女子的确是过来搭救云泽的,可临敌经验,终于比不得云泽。云泽虽已身负重伤,可一番打斗下来,那群门众却鲜有人近得了他的身,反倒两个女子空怀不弱的武功,却施展的极为困难。
再看整个房间里是兵刃碰撞之声、桌椅碎裂之声从未间断,却似乎丝毫没有败坏这两个人说笑的兴致。
终于,红衣女子终于按捺不住心中的义愤,一时从打斗的人群中飞身而起,红袖之中,一双白玉盈盈般的秀手顿时化作利爪,直逼一心低头说话的紫袍人。
这一招很是快速,在场的人似乎都来不及想到女子会如此出手,六年,这里的人都“深知”这个红衣女子的态度谦和眼光独到,却从不见她如此出手,那只手,如同来自地狱,这个女子此刻更似罗刹附身。紫袍人却似乎早已心如明镜,在那“利爪”还未及他的耳畔,紫袍人手中的那把折扇,就已顶住了女子的喉头。
而此刻回过头来的紫袍人的脸,正好映在了红衣女子的眼眸里,那张脸,竟让女子一时忘记了自己正身处危险之中,刚刚聚拢的内力,复归丹田,“是你?!你,你不是……”

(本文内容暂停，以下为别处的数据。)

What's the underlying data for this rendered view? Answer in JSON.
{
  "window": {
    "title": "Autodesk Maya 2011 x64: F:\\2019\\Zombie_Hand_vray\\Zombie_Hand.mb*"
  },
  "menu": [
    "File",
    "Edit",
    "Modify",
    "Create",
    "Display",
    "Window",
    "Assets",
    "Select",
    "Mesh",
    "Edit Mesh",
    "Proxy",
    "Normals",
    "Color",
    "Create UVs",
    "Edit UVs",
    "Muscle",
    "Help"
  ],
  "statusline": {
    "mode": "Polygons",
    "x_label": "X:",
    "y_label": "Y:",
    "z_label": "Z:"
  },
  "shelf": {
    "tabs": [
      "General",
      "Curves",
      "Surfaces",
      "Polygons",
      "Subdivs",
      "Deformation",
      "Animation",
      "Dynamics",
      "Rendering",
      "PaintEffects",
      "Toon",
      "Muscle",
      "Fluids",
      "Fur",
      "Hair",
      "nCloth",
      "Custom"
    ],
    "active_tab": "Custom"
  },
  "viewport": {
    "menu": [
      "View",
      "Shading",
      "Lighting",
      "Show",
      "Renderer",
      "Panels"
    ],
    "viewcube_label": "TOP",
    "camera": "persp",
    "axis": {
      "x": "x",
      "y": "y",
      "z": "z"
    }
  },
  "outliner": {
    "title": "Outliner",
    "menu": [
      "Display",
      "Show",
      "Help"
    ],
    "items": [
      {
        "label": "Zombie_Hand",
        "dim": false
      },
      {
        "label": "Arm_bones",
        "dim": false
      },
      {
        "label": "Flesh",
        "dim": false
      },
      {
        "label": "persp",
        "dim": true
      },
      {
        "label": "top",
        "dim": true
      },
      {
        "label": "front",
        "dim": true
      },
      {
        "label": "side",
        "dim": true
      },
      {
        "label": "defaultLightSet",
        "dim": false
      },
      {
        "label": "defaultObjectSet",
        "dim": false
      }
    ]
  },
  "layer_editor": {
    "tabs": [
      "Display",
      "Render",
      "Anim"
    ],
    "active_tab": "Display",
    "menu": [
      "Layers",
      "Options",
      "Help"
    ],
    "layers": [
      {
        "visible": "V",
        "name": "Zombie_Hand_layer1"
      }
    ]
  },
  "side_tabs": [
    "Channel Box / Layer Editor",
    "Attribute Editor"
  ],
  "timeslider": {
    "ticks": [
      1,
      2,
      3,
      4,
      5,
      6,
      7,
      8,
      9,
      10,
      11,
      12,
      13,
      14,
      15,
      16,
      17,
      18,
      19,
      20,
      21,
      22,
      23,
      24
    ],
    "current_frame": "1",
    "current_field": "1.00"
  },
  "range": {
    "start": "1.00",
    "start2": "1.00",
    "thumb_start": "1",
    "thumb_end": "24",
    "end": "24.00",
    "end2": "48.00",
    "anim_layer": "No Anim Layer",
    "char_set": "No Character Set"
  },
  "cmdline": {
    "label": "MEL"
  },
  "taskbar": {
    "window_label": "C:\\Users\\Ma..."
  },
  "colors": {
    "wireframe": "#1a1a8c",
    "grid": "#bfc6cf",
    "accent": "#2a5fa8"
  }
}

未等女子说完,紫袍人突然收拢刚才玩笑的脸色,折扇轻挑,将红衣女子整个身子倒送了出去,并在女子身子离开折扇的一刻,伸出另一掌牢牢地打在女子身上。
“妖娆!”正在于门众周旋的二人,看着一袭红影跌落在地,便欲攻向紫袍人,而还未等他们出手,太师椅上的年轻人又向妖娆施来一掌。
“你们……”眼看红衣舞女几度受伤,云泽一时义愤,正要出手,一脚却被红衣女子抓紧。
“快走!”意识开始模糊地红衣女子冲二人梦呓一般的说着,“你们斗不过他,斗不过的,快走!”
看到晕厥过去的红衣女子,二人不敢恋战,抱起妖娆,飞奔而出。
看到三个人就这样离开,太师椅上的人星目中满是怒火,“追!”
“谁也不许追!”听到主上的话,还未等两旁门众做出反应,紫袍人已然出言阻止。
“怎么?你又念念不忘兄弟之义?”
“卑职岂敢,自古忠义难两全,卑职已经决意唯主上马首是瞻,对于这般人,自然也就没什么情谊可念了。只不过,刚刚这一幕打斗到让卑职想到一些事情。”
“什么事情?”
“本门门众中,武功凡是出得色的,无不是云泽当年所授,就像你所见到的,本门根本无人敌得过云泽。”
“那就这么放他走?任他逍遥?快活?”
“我们是放他走了,可这与我们有利,于他却是死路一条。主上请想一想那紫衣娘娘的信……”
“那信有蹊跷?”
“信蹊跷与否,是真是假,且不管它,单是惹上了紫衣娘娘这一点,就足够他在江湖之中喝上一壶。我们今日若真捉了他,反倒是给自己的项上套了个吊颈绳,到时真有此事还则罢了,若是子虚乌有,岂不是要本门上下全部陪葬?卑职不才,敢就当下情状与主上一赌,不出一年,云泽必‘暴毙’于中原。”
“人称你‘沙漠野狼’,我看该是胡狼,玩起猎物来比本座狠多了。”说话间,太师椅上的人一直警觉地打量着眼前这个一脸谦卑的紫袍人,“幸好啊,至少你现在,还没与我为敌。”